Similarly, there are soluble factors but also proteins that are expressed in the proximal tubules that are involved, that are not transporters but that can control phosphate transport. For example, the disruption of the NERFH-1 gene in mice induces a phenotype that is similar to that observed in NaPT-IIa knockout mice as presented here. These mice present an increase in phosphate excretion and in the heterozygous and homozygous state and the homozygous mice are hypophosphatemic. This mouse presents renal phosphate leak, hypercalciuria, nephrolithiasis and various bone abnormalities. So, a decrease in phosphate uptake in these mice, in NHERF-1 null mice is due to a decrease in the expression of NaPT-IIa in the brush border membrane of renal cells.
To my knowledge to date no data in humans have been reported regarding NHERF-1 and mutation in NHERF-1.

Slide 16

What are the consequences of renal phosphate leaks? As I told you, renal phosphate leaks can be associated in humans with renal calculi or bone demineralisation. The analysis of the phenotype of our patients suggests that these differences in phenotype can depend on serum calcium concentration and urinary calcium excretion.

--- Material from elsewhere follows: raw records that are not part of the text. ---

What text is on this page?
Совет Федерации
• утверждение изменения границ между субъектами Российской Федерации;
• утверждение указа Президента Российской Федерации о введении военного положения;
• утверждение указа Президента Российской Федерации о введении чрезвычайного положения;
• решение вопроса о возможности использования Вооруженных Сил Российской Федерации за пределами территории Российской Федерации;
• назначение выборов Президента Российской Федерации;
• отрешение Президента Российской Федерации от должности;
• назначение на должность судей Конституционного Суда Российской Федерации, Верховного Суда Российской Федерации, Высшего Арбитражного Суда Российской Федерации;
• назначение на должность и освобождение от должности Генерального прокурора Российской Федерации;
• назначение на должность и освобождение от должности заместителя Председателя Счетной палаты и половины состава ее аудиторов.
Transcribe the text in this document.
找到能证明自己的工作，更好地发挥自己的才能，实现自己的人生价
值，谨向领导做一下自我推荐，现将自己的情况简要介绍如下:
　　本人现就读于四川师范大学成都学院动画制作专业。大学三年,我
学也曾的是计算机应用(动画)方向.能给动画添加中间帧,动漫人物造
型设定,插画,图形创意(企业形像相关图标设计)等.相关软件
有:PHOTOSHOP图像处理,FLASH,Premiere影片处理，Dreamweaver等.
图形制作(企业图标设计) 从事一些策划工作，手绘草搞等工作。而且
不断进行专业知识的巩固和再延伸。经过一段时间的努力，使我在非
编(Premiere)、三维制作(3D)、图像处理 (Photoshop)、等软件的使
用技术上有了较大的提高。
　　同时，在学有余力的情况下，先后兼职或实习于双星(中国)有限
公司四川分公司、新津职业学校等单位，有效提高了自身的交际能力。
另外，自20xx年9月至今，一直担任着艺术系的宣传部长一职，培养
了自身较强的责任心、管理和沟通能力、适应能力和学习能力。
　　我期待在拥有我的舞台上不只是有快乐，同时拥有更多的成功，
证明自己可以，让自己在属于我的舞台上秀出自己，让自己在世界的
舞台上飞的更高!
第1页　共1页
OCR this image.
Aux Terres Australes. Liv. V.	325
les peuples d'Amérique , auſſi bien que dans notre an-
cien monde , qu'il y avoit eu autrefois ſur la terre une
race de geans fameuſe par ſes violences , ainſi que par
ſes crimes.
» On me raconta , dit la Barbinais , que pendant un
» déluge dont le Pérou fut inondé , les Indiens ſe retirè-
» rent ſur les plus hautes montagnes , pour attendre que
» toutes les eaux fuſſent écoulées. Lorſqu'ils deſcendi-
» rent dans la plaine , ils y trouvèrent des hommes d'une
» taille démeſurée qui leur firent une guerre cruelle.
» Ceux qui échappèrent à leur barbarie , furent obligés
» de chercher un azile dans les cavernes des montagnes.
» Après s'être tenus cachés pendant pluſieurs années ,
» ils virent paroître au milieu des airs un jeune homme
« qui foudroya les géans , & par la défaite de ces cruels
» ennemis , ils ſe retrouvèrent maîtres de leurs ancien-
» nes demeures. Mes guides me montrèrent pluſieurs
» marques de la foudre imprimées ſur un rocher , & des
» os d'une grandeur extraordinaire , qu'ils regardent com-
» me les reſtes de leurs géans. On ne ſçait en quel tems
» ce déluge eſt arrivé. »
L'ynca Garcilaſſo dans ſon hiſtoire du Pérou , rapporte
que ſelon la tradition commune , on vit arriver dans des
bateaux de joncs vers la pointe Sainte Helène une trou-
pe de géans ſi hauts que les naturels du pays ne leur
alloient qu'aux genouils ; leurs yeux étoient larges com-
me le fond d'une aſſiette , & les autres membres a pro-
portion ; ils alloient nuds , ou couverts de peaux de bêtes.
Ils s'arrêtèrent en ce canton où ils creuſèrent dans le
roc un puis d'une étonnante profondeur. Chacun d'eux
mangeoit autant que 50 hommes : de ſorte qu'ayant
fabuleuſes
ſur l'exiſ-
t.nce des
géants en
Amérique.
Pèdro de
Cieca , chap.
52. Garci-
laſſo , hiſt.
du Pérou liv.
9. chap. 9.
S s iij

For example, in most of our patients with NaPi-IIa mutation urinary phosphate excretion was increased of course, these patients presented an increase in serum calcium concentration and urinary calcium excretion and they have nephrolithiasis, except one patient. This patient presented only a mild increase in serum calcitriol concentration and urinary excretion and this patient did not have nephrolithiasis, she had bone demineralisation.

Slide 17

This point is supported by the study of the phenotype of double --- mice with a disruption in the NaPi-IIa and 1 alpha hydroxylase gene. These mice were obtained by methin NaPT-IIa knockout mice with 1 alpha hydroxylase mice. As you can see here, the level of phosphate excretion is increased and is similar in double knockout mice and in NaPi-IIa knockout mice. As expected, serum calcitriol concentration was undetectable in double knockout mice, it was increased in NaPT-IIa knockout mice and serum calcium excretion was normal in double knockout mice and was increased in NaPT-IIa knockout mice. Interestingly, NaPT-IIa knockout mice presented renal calcifications but these renal calcifications are markedly reduced in double knockout mice. So this supports the role of calcitriol and urinary calcium excretion to explain the phenotype of the --- of these mice.

Slide 18

How can we explain the formation of nephrolithiasis during renal phosphate leaks in patients with an increase in serum calcium concentration? When phosphate uptake is decreased in the proximal tubule, the concentration of phosphate is increased and is particularly increased in this part of the tubule, the thin part of Henle’s loop, the water is removed in the part of the tubule. If calcitriol concentration is increased, usually calcium absorption by its intestine is increased and the load of calcium filtered at the glomerulus is increased. So, here there is an increase in the calcium phosphate concentration, calcium phosphate product. Calcium phosphate crystals initiate in this part of the thick ascending limb. As shown by Even in a work published in the journal of Clinical Investigation, the calcium phosphate crystals can spread through the interstitium to the papilla. In the papilla the crystals grow by calcium cell deposits. This is the heterogeneous enucleation and we hope in our patients that calculi were made of calcium oxalate but the nucleus of the lithias were made of calcium phosphate. Thank you for your attention.